EDIT: I just found ott-jax which looks like it might be what I need, but if possible I'd still like to know what I did wrong with jaxopt below!
Original: I'm trying to solve an optimal transport problem, and after following this great blog post I have a working version in numpy/scipy (comments removed for brevity).
In trying to get a jax version of this working I came across this issue and tried looking at the jaxopt library but have not been able to find an implementation of linprog or linear programming (LP). I believe LP is a subset of quadratic programming which jaxopt does implement, but have not been able to replicate the numpy version successfully. Any idea where I am going wrong or how else I can solve this?
import jax
import jax.numpy as jnp
import jaxopt
import numpy as np
from scipy.optimize import linprog
from scipy.spatial.distance import pdist, squareform
from scipy.special import softmax
jax.config.update('jax_platform_name', 'cpu')
def prep_arrays(x, p, q):
n, d = x.shape
C = squareform(pdist(x, metric="sqeuclidean"))
Ap, Aq = [], []
z = np.zeros((n, n))
z[:, 0] = 1
for i in range(n):
Ap.append(z.ravel())
Aq.append(z.transpose().ravel())
z = np.roll(z, 1, axis=1)
A = np.row_stack((Ap, Aq))[:-1]
b = np.concatenate((p, q))[:-1]
return n, C, A, b
def demo_wasserstein(x, p, q):
n, C, A, b = prep_arrays(x, p, q)
result = linprog(C.ravel(), A_eq=A, b_eq=b)
T = result.x.reshape((n, n))
return np.sqrt(np.sum(T * C)), T
def jax_attempt_1(x, p, q):
n, C, A, b = prep_arrays(x, p, q)
C, A, b = jnp.array(C), jnp.array(A), jnp.array(b)
def matvec_Q(params_Q, u):
del params_Q
return jnp.zeros_like(u) # no quadratic term so Q is just 0
def matvec_A(params_A, u):
return jnp.dot(params_A, u)
hyper_params = dict(params_obj=(None, C.ravel()), params_eq=A, params_ineq=(b, b))
osqp = jaxopt.BoxOSQP(matvec_Q=matvec_Q, matvec_A=matvec_A)
sol, state = osqp.run(None, **hyper_params)
T = sol.primal[0].reshape((n, n))
return np.sqrt(np.sum(T * C)), np.array(T)

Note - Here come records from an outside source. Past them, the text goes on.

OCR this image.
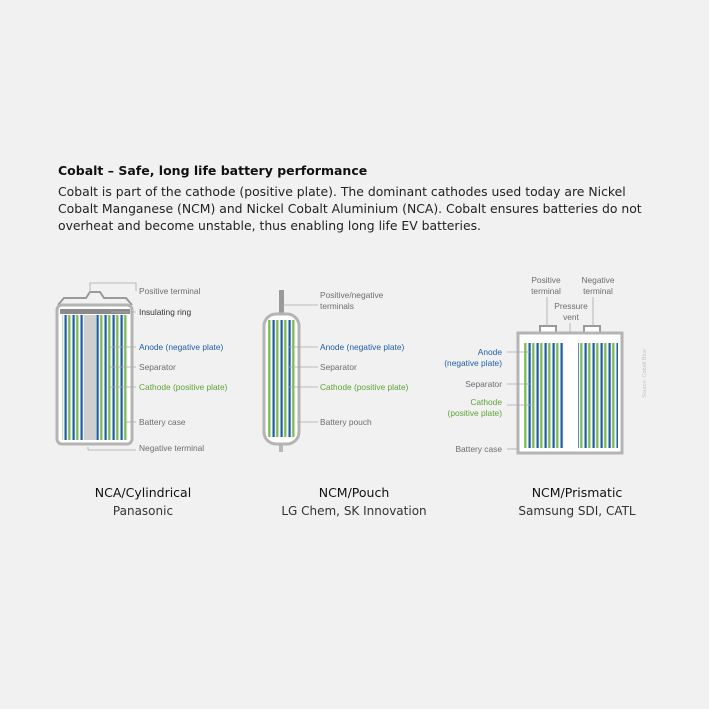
Cobalt – Safe, long life battery performance

Cobalt is part of the cathode (positive plate). The dominant cathodes used today are Nickel Cobalt Manganese (NCM) and Nickel Cobalt Aluminium (NCA). Cobalt ensures batteries do not overheat and become unstable, thus enabling long life EV batteries.

Positive terminal
Insulating ring
Anode (negative plate)
Separator
Cathode (positive plate)
Battery case
Negative terminal
Positive/negative
terminals
Anode (negative plate)
Separator
Cathode (positive plate)
Battery pouch
Positive
terminal
Negative
terminal
Pressure
vent
Anode
(negative plate)
Separator
Cathode
(positive plate)
Battery case
Source: Cobalt Blue
NCA/Cylindrical
Panasonic
NCM/Pouch
LG Chem, SK Innovation
NCM/Prismatic
Samsung SDI, CATL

def jax_attempt_2(x, p, q):
n, C, A, b = prep_arrays(x, p, q)
C, A, b = jnp.array(C), jnp.array(A), jnp.array(b)
def fun(T, params_obj):
_, c = params_obj
return jnp.sum(T * c)
def matvec_A(params_A, u):
return jnp.dot(params_A, u)
# solver = jaxopt.EqualityConstrainedQP(fun=fun, matvec_A=matvec_A)
solver = jaxopt.OSQP(fun=fun, matvec_A=matvec_A)
init_T = jnp.zeros((16, 16))
hyper_params = dict(params_obj=(None, C.ravel()), params_eq=(A, b), params_ineq=None)
init_params = solver.init_params(init_T.ravel(), **hyper_params)
sol, state = solver.run(init_params=init_params, **hyper_params)
T = sol.primal.reshape((n, n))
return np.sqrt(np.sum(T * C)), np.array(T)
if __name__ == '__main__':
np.random.seed(0)
n = 16
q_values = np.random.normal(size=n)
p = np.full(n, 1. / n)
q = softmax(q_values)
x = np.random.uniform(-1., 1., (n, 1))
dist_numpy, plan_numpy = demo_wasserstein(x, p, q)
dist_jax_1, plan_jax_1 = jax_attempt_1(x, p, q)
dist_jax_2, plan_jax_2 = jax_attempt_2(x, p, q)
print(f'numpy: dist {dist_numpy}, min {plan_numpy.min()}, max {plan_numpy.max()}')
print(f'jax_1: dist {dist_jax_1}, min {plan_jax_1.min()}, max {plan_jax_1.max()}')
print(f'jax_2: dist {dist_jax_2}, min {plan_jax_2.min()}, max {plan_jax_2.max()}')
# numpy: dist 0.18283759367232585, min 0.0, max 0.06250000000000001
# jax_1: dist nan, min -395690848.0, max 453536128.0
# jax_2: dist nan, min -461479360.0, max 528943168.0
ott-jax is just what I needed. While it uses the Sinkhorn algorithm as default, and is therefore an approximation, it is more than adequate for my needs. I'm sure with config changes I can improve on the performance as well.